Pensar "La Política" (3 de 4) - HologramaBlanco
Hemos dicho que plantear el problema del concepto de política implica considerar una doble dimensión en este concepto, la dimensión del sentido y la dimensión de batalla, y que plantear el problema de la dimensión de batalla implica formularse una triple pregunta metodológica sobre el concepto de política, ¿Qué es la política? ¿Qué discurso político dice lo que la política es? y ¿Cuál es la relación existente entre esos diversos discursos políticos?, pero esto no es suficiente, es preciso liberar además de alguna manera, al pensamiento que no cesa de producir estos conceptos de las condiciones que le vienen por los mismos discursos que lo portan, sino, el concepto de política quedaría atrapado en una rueda que no dejaría de girar y de producir concepto y discursos que a la larga no darían respuesta ni soluciones a nada y quedaríamos envueltos en absurdas y vacías palabras.
Bajo este horizonte manifiesto, la pregunta por la política parecería adquirir nuevos rigores que se inscriben en una geografía de nuevas urgencias. Nuevos rigores que se comprometan con un abordaje conceptual que evite reducir la interrogación por la política a tópicos clásicos tales como orden, revolución, obediencia, tipos de buen gobierno, o a la inquisitoria por el tipo de cohesión que pueda llevar a la conquista y mantenimiento del poder del Estado; rigores estos que se inscriben en una geografía de urgencias regidas por la capacidad disolvente del capital que amenaza con bloquear toda pregunta que pregunte nuevamente por el propio capital o por la caducidad de ciertas pregunta y de cierto preguntar que disgreguen la cuestión en sentidos privados.
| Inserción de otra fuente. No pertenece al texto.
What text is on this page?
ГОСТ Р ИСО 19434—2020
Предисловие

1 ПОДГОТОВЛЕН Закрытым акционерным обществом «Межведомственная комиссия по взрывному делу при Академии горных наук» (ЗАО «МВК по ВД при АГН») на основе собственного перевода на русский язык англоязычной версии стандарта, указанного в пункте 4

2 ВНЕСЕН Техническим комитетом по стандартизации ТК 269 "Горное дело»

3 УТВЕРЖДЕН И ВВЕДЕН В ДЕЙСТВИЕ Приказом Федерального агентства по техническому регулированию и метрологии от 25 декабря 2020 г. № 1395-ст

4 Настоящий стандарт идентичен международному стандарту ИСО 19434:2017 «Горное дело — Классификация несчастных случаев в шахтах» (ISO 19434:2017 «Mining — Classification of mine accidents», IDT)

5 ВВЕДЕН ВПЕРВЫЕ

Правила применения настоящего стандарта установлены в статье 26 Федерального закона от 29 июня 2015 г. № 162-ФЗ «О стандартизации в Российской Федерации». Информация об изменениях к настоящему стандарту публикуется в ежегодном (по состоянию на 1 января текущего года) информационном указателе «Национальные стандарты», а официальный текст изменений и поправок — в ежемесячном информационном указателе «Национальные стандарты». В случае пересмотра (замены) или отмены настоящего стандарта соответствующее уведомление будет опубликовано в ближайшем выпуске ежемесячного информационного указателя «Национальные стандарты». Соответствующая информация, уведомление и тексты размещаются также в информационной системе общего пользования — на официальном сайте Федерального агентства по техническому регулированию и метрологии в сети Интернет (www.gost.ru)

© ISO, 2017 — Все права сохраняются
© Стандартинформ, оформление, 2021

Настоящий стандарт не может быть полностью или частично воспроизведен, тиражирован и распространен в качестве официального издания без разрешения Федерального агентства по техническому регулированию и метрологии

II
Por lo tanto falta solucionar no solo lo que dijimos antes, sino el problema de las relaciones entre el pensamiento político y el discurso político que lo transporta. No vasta con pensar el concepto, sino que falta ver de que forma ese concepto va a ser codificado y transmitido. Esta pregunta es fundamental, pues sólo ella nos conduce más allá de la globalización del interés por el reconocimiento, bien bajo la forma de la fuerza, bien bajo la forma del relativismo, porque hasta ahora nunca nos alcanzó con el hecho de escapar a la política global del reconocimiento, hemos querido hacer imposible al relativismo, esto es, escapar a aquella nueva dimensión del reconocimiento que, incapaz de construir un reconocimiento universal, se refugia en la construcción de un mero autoreconocimiento.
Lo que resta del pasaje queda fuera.